Fickle With Friends
We're all trying to vie for spots as Ror's new best friend. Yesterday he started the practice of bestowing the title upon whomever was highest in his favor at the moment. It was really meaningful, the first time he said it-- "Daddy, you're my best friend!" Chris was over the moon with joy. A few short hours later, he was a little miffed when Ror then said, "Connor, YOU'RE my best friend!" He sold out just because Connor let him play with his new Mr. Fantastic action buddy. Yet although we know it's a fleeting honor, we're all thrilled when we get it, and sort of look snottily at other members of the family when we do. Tonight at dinner, I heard, "Mommy, you're my best friend! Give me a hug!" As I sprinted around the table (knocking over the meatloaf dish in my haste), I cast a triumphant glance at Connor, now dethroned from best-friend status. Connor takes it very personally when he's no longer the family-member in favor-- he moans, "I thought *I* was your best friend! What happened to ME, Ror? What about ME??" Chris and I are much more mature about it; we would never SAY that a two-year-old's capricious favor actually means something to us; we just look at each other scathingly and say with our eyes what we've always felt: "I KNEW he loved me best!" We're all enjoying it immensely, because Katie hasn't been over since this new phase of bestowing best-friendship has begun; we hold no illusions that we'll retain our status when she comes over. Strangely enough (okay, let's be honest, not at all surprisingly), Riley Kate has not once earned the title of best friend.

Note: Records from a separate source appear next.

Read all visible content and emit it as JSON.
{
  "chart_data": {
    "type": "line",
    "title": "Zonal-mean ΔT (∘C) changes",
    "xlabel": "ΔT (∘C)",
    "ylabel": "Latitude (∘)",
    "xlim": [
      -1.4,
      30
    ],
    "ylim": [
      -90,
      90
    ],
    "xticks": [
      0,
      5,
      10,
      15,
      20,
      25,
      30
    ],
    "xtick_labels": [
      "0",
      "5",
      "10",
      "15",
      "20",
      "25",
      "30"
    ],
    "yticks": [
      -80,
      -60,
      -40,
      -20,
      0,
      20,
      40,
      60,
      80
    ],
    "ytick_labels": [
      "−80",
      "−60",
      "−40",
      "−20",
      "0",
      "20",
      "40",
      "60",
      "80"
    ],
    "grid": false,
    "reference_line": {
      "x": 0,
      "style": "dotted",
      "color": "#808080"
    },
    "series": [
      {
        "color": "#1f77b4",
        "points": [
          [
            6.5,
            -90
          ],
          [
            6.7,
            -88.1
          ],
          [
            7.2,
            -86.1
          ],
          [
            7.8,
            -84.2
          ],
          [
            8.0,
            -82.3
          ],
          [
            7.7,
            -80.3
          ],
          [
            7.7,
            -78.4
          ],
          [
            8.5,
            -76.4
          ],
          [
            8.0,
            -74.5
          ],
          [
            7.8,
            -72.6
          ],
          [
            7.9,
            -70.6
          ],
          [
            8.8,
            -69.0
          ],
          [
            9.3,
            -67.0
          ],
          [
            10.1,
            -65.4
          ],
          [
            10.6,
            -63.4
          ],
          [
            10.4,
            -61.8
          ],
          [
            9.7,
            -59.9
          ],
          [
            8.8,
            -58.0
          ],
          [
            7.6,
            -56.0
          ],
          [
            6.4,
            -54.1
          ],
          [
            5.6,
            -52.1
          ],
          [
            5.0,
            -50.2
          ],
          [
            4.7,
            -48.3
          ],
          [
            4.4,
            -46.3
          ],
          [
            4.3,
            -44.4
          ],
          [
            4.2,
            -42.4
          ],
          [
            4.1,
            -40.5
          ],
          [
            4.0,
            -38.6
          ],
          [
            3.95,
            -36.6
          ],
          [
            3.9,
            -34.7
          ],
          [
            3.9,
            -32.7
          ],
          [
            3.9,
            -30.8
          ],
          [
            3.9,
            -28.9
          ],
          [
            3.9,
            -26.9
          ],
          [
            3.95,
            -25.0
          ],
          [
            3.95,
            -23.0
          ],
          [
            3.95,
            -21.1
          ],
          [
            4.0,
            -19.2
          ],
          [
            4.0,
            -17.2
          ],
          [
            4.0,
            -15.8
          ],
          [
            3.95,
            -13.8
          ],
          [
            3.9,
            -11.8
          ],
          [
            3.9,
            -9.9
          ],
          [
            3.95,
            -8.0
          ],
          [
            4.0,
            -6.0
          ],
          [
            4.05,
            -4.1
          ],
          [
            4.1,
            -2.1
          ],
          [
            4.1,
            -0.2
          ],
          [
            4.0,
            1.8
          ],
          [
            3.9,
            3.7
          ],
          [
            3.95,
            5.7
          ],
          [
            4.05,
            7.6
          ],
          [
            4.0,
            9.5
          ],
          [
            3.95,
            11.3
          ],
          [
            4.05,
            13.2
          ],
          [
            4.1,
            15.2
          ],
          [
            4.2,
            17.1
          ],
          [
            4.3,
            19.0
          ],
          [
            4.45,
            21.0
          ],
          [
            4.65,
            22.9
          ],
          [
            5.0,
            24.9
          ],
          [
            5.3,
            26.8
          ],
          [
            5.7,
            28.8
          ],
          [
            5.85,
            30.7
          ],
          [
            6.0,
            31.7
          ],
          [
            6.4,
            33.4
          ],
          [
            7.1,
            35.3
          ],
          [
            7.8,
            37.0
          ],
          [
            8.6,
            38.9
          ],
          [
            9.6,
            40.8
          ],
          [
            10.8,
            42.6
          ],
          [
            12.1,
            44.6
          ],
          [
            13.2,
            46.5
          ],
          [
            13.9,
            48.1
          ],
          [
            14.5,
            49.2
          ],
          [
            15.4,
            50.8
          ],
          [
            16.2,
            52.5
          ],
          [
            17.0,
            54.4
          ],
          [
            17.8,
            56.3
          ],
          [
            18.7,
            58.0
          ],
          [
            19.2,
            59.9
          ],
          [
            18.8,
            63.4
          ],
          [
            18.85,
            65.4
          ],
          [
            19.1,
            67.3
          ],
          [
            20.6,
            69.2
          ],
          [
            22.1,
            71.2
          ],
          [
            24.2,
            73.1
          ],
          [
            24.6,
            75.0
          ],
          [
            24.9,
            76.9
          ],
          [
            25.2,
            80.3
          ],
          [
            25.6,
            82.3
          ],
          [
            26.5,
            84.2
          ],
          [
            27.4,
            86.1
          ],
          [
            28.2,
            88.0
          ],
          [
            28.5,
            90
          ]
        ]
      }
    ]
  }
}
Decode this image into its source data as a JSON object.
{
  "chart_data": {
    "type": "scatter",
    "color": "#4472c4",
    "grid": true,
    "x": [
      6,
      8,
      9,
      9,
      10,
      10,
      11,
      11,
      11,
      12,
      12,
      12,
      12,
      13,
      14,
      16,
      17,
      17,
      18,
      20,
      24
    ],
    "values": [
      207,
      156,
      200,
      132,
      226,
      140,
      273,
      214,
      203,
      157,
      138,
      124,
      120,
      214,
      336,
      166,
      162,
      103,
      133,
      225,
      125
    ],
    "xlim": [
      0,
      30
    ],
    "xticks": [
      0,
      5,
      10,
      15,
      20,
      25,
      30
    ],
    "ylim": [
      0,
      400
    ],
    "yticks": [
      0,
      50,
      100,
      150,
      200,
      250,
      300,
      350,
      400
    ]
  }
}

Connor's been testing his sartorial independence these days. When we're not planning to leave the house and I'm feeling particularly too clumsy to scale the stairs (have you seen my latest pregnancy pic? I'm hee-yooge!), I'll tell Connor to go downstairs and dress himself, which results in any number of fashion don't's. It's almost as though Dad were dressing him-- just kidding! Earlier in the week he came up wearing a red and blue Spiderman t-shirt with navy and yellow fleece-lined sweats. I questioned why he was wearing insulated pants in 103 degree weather, and he replied, "hey, this air conditioner makes me chilly-cold! I need these pants!" This afternoon he turned eating a nectarine into The New Jersey Nectarine Massacre, and I sent him downstairs to change his shirt; he returned wearing a cable-knit turtleneck sweater with khaki shorts. Chris asked with a straight face, "Um, aren't you a little hot in that shirt?" Connor practically shrieked, "I AM CHILLY COLD!" I pressed further, "Well, then why are you wearing shorts?" "BECAUSE MY LEGS ARE SWEATY HOT!" Whatever-- we'll pick our battles.
Speaking of battles, what better segue than the word "battle" to move on to an update on Riley Katie, our little dictator in training? I put her hair into a cute little ponytail on top of her head this morning, complete with a curly bow. It was very Pebbles Flinstone-esque. She typically enjoys hairbows for the first five minutes of wear, until everyone in the house has seen and ooh-ed and ahh-ed themselves silly, and then she's sick of it. But today the 'tude was just coursing through her veins full force, and the minute I put her down after clipping the bow onto her ponytail, she turned around, looked me STRAIGHT in the eye, ripped the bow out of her hair and threw it on the ground. All while maintaining eye contact. I think she even raised her eyebrows a little, begging me to do something about it. At lunch, she ripped it out, threw it on the floor and gave me a cocky little look that said, "We're in PUBLIC. You wanna fight this battle right here?" Back into the hair it went. I'm persistent, or very, very stupid. When we're in the car, she usually calls my name so I'll turn around and watch as she rips it out of her hair. Today was no different, and she even gave an evil little grin as she did the rip-and-toss routine. Why do I picture her teenage years as feeling like a scene from The Exorcist?